Una svolta destinata a colmare un vuoto normativo che negli anni ha favorito l’ingresso di prodotto a dazio zero - denunciano Coldiretti e Unaprol - spesso senza adeguati controlli e con scarse garanzie sulla destinazione finale, contribuendo al crollo dei prezzi dell’olio italiano mentre quello tunisino arriva nel nostro Paese a circa 3,5 euro al litro, come evidenziato anche dalla Corte dei Conti Ue.
“La trasparenza non è un costo, ma un valore a tutela dei produttori onesti e dei consumatori - afferma il presidente Unaprol e vicepresidente Coldiretti, David Granieri - questa misura mette fine a una “zona grigia” nel sistema di tracciabilità. Sapere esattamente dove si trova e come si muove l’olio importato in regime doganale è fondamentale per evitare fenomeni di “concorrenza sleale” che deprimono il valore del made in Italy. È un atto di chiarezza che avevamo sollecitato con forza: chi opera nel rispetto delle regole non ha nulla da temere da un surplus di informazioni, chi, invece, specula sulle pieghe del sistema troverà oggi maglie molto più strette.

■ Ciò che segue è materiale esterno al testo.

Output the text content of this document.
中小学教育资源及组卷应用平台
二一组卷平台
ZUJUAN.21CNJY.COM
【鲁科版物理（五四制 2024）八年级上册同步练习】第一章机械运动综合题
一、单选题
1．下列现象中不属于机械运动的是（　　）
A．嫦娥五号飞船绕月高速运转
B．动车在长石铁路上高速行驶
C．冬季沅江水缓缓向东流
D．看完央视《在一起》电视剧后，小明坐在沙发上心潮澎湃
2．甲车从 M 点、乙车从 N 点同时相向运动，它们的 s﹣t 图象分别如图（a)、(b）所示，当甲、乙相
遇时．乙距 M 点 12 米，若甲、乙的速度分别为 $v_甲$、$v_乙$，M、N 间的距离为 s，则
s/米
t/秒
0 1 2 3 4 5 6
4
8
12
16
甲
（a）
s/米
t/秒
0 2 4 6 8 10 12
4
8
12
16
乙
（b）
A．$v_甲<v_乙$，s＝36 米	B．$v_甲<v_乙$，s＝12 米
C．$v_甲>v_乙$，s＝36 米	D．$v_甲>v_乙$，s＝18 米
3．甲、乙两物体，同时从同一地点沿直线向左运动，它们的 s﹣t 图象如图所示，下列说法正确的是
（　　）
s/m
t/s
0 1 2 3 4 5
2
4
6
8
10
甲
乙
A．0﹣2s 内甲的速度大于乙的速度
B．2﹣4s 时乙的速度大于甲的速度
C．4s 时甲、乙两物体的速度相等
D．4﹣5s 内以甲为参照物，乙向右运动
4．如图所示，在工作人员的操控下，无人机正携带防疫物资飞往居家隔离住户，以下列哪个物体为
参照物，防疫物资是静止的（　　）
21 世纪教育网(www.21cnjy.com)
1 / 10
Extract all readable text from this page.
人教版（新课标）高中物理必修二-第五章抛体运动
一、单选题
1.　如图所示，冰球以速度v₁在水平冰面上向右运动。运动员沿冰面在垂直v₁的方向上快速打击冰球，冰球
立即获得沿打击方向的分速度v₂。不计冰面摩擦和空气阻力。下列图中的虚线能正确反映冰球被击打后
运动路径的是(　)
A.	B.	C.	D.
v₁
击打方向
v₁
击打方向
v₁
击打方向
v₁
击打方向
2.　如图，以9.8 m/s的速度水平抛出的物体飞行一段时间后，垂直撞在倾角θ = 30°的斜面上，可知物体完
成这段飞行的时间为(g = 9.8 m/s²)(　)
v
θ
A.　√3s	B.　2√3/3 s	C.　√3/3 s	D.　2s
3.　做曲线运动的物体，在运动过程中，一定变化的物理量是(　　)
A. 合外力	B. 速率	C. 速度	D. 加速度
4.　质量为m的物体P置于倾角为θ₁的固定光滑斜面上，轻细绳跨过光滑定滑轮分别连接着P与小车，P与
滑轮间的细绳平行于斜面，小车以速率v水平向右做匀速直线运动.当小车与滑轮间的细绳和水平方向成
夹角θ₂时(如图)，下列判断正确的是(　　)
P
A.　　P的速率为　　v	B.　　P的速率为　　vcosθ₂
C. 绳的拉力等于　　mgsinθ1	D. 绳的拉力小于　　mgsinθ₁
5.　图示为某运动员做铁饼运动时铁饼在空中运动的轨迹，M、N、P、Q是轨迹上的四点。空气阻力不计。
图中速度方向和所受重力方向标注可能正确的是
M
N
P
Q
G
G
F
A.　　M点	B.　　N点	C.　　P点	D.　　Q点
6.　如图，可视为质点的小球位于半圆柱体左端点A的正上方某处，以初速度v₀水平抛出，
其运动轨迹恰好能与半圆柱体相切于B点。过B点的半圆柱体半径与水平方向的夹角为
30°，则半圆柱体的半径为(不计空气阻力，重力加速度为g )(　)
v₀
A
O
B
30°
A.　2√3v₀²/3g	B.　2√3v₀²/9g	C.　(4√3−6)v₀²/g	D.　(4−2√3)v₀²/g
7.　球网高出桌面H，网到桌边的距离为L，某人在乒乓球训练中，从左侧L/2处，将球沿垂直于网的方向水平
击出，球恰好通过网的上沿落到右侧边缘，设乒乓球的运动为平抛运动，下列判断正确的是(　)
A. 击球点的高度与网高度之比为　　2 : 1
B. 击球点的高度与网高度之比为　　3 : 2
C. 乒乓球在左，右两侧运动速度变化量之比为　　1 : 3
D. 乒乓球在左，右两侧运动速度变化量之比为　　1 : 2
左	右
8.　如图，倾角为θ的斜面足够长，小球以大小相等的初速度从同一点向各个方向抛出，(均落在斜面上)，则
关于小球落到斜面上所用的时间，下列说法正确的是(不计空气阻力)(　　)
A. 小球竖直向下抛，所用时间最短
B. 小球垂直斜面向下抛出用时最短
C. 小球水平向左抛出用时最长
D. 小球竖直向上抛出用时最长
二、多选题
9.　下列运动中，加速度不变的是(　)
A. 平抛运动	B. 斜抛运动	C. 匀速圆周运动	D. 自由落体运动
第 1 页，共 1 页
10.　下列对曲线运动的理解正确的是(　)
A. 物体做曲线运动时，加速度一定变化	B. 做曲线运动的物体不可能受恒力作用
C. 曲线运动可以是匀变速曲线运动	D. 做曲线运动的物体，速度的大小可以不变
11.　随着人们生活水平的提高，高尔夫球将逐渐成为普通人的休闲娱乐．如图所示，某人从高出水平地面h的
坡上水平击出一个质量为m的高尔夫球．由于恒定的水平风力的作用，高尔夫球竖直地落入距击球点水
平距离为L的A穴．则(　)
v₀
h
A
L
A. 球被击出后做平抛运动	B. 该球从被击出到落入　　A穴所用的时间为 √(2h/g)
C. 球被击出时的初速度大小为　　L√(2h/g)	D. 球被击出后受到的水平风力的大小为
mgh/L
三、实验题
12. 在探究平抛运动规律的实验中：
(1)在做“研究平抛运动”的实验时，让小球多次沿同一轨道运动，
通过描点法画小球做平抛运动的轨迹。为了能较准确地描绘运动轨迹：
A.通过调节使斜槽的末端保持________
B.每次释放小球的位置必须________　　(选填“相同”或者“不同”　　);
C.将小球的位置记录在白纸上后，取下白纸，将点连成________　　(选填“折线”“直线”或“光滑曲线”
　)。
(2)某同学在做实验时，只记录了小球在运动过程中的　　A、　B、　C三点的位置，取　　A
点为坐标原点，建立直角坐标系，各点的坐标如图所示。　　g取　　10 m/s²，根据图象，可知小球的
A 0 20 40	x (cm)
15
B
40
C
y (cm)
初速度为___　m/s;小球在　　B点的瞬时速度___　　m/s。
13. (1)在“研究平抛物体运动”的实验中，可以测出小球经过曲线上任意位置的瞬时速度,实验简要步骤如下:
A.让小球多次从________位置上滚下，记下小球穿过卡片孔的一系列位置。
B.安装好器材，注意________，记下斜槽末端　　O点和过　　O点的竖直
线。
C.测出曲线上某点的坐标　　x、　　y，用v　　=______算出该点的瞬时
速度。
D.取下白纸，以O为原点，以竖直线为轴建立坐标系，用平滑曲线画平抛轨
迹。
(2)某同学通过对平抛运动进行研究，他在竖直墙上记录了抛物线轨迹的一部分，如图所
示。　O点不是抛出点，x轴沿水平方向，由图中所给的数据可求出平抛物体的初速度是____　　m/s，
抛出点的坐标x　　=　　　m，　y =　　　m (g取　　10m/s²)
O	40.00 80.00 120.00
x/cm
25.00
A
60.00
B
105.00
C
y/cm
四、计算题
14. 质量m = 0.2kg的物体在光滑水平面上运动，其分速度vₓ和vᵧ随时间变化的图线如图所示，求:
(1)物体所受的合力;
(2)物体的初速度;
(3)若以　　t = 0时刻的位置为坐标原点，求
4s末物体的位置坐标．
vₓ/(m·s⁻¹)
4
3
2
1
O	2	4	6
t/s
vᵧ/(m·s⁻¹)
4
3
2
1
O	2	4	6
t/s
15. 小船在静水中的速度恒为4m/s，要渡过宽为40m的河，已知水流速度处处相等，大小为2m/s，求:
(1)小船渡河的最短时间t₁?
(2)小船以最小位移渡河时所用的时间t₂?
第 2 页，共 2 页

Esprimiamo il nostro pieno apprezzamento per l’intervento dell’Icqrf, che recepisce le istanze che Coldiretti e Unaprol portano avanti da tempo nei tavoli istituzionali - continua Granieri - abbiamo sempre sostenuto che la digitalizzazione dei registri deve essere un’arma di precisione contro le ambiguità. Non possiamo permettere che i flussi di olio extra-Ue, importati per essere lavorati e riesportati, possano correre il rischio di confondersi, anche solo tecnicamente, con il nostro pregiato olio nazionale”.
Coldiretti e Unaprol auspicano, inoltre, che il Ministero dell’Agricoltura proceda celermente, come richiesto dall’Ispettorato, all’aggiornamento tecnico del Registro Telematico dell’applicativo Rto. “Il passaggio a un sistema di tracciabilità automatizzato per il Tpa sarà l’ultimo tassello di un percorso di legalità che vede l’Italia all’avanguardia in Europa. Continueremo a vigilare affinché il Registro Telematico sia uno strumento sempre più condiviso anche in ambito europeo per blindare la reputazione degli oli extravergini nazionali”, conclude Granieri.